Pope Leo XIV @Pontifex is not only the shepherd of the Roman Catholic flock across the globe, but a symbol of moral courage and clarity in a time where such compasses are increasingly needed.
His voice is one that Europeans of all faiths – and none – listen to, appreciate and…
— Roberta Metsola (@EP_President) April 15, 2026
El posible discurso de León XIV seguiría un precedente bien establecido. En 2014, el Papa Francisco se dirigió al Parlamento Europeo, pronunciando un discurso en el que exhortó a Europa a «redescubrir su mejor versión» y a situar a la persona humana en el centro de su proyecto político. Aquella intervención, considerada uno de los momentos clave de su pontificado inicial, combinó crítica y aliento, instando a los líderes europeos a recuperar un sentido de propósito arraigado en la solidaridad y la responsabilidad.
Pontíficez anteriores también cultivaron una relación constante con el proyecto europeo. El Papa Benedicto XVI destacó sistemáticamente los fundamentos éticos y culturales de Europa, advirtiendo contra una visión puramente tecnocrática desvinculada de sus raíces históricas.
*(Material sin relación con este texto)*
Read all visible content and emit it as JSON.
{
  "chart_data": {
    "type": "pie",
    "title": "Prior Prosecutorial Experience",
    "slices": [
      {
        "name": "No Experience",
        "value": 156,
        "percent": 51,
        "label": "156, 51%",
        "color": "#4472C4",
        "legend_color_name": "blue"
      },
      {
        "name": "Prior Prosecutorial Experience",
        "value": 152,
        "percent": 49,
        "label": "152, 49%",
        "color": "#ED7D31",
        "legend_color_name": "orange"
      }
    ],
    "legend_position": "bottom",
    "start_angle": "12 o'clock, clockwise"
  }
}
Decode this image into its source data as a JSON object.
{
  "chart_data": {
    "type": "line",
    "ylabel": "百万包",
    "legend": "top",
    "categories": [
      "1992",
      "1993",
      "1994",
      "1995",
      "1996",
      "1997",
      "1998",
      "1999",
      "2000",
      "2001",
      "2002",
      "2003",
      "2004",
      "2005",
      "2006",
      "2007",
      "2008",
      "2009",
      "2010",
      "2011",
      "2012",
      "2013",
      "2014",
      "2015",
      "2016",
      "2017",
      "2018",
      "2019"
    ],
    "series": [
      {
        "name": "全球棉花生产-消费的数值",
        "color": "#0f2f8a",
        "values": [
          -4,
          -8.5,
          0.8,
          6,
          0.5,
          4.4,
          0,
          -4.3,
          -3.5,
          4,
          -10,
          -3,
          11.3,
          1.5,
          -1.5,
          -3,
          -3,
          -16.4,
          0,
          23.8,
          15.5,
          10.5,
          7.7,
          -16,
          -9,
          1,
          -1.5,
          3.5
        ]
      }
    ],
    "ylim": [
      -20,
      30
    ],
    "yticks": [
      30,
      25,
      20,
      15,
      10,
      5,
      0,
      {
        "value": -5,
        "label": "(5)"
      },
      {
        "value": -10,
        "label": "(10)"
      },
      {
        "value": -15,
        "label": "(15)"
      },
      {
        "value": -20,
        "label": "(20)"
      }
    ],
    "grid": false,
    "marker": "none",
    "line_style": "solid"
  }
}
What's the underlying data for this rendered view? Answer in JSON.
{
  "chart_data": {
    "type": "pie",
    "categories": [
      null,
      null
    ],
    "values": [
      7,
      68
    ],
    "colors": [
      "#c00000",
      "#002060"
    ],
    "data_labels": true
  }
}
El papa Juan Pablo II, por su parte, desempeñó un papel fundamental en la configuración de la identidad del continente tras la Guerra Fría, abogando por una Europa que fusionara sus tradiciones orientales y occidentales.
Dentro de este legado, la posible presencia de León XIV en Estrasburgo representaría una continuidad, no una ruptura, si bien con énfasis distintivos marcados por su propia trayectoria y prioridades. Como primer papa nacido en Estados Unidos, encarna una perspectiva transatlántica que podría influir en su manera de abordar las preocupaciones europeas, especialmente en áreas donde convergen las dinámicas globales y regionales.
Tal intervención no sería meramente ceremonial. Los discursos de los papas en el Parlamento suelen concebirse como reflexiones morales más que como prescripciones políticas, pero a menudo abordan directamente los dilemas que enfrentan los legisladores. El enfoque diplomático del Vaticano se basa en este equilibrio: ofrecer orientación ética sin alinearse con ningún partido político.